Building a Stronger Security Culture
One of the most significant shifts in cybersecurity strategy is a renewed focus on security behavior and culture programs (SBCPs). Organizations are increasingly embedding security awareness into workplace culture, recognizing that technology alone cannot eliminate risk.
A major driver of this change is GenAI-powered automation.

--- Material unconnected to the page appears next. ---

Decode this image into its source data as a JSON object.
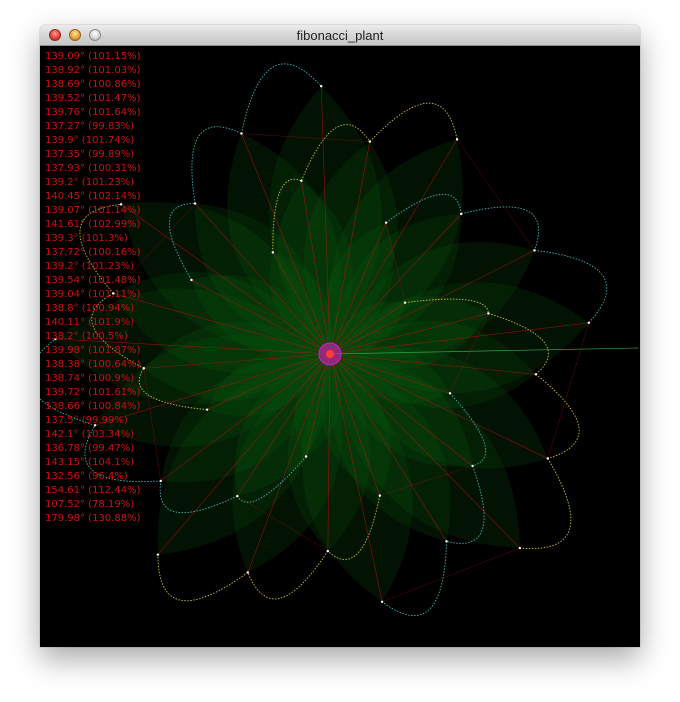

Gartner predicts that companies that integrate AI into security training programs will see 40% fewer employee-driven cybersecurity incidents by 2026. The widespread use of AI-powered security awareness tools is helping employees recognize threats more effectively and fostering a stronger sense of ownership over cybersecurity at all levels of the organization.
Cybersecurity Burnout
Beyond technology, cybersecurity leaders must also confront the human cost of maintaining security in an increasingly complex landscape. The cybersecurity talent shortage remains a serious challenge, and the unrelenting pace of security threats is taking a toll on security professionals.
Michaels emphasizes that addressing cybersecurity burnout is critical to maintaining effective security programs:
“Cybersecurity burnout and its organizational impact must be recognized and addressed to ensure cybersecurity program effectiveness. The most effective SRM leaders are not only prioritizing their own stress management, they are investing in teamwide wellbeing initiatives that demonstrably improve personal resilience.”
As security threats grow more sophisticated, ensuring a sustainable, well-supported security workforce will be just as important as adopting the latest cybersecurity technology.
The Wrap
Cybersecurity in 2025 is evolving beyond traditional defense strategies. Gartner’s six key trends highlight the need for AI-driven security, a renewed focus on cyber resilience, and a shift toward optimizing security programs rather than simply expanding them.
CISOs and technology leaders should focus on three key actions:
- Evaluate how AI is shaping security risks and defenses — particularly around data protection and tactical AI deployment.
- Strengthen identity management by addressing machine identities, which are emerging as a critical attack vector.
- Reassess security investments, focusing on optimization rather than tool expansion, and prioritize workforce resilience to combat cybersecurity burnout.
Michaels advises that organizations take a structured approach to these challenges:
“CISOs should evaluate each cybersecurity trend and decide whether to embrace, monitor, or ignore it. If they choose to embrace a trend, they should integrate it into their strategic roadmap, ensuring that relevant projects are initiated to align with their long-term goals. For trends that are monitored, CISOs should keep a close watch on developments and be ready to act if necessary. Ignoring a trend should be a well-considered decision, as it might leave the organization vulnerable in the future.”
By aligning security strategies with these evolving trends, organizations can not only strengthen their defenses but also enable business transformation in an increasingly complex digital world.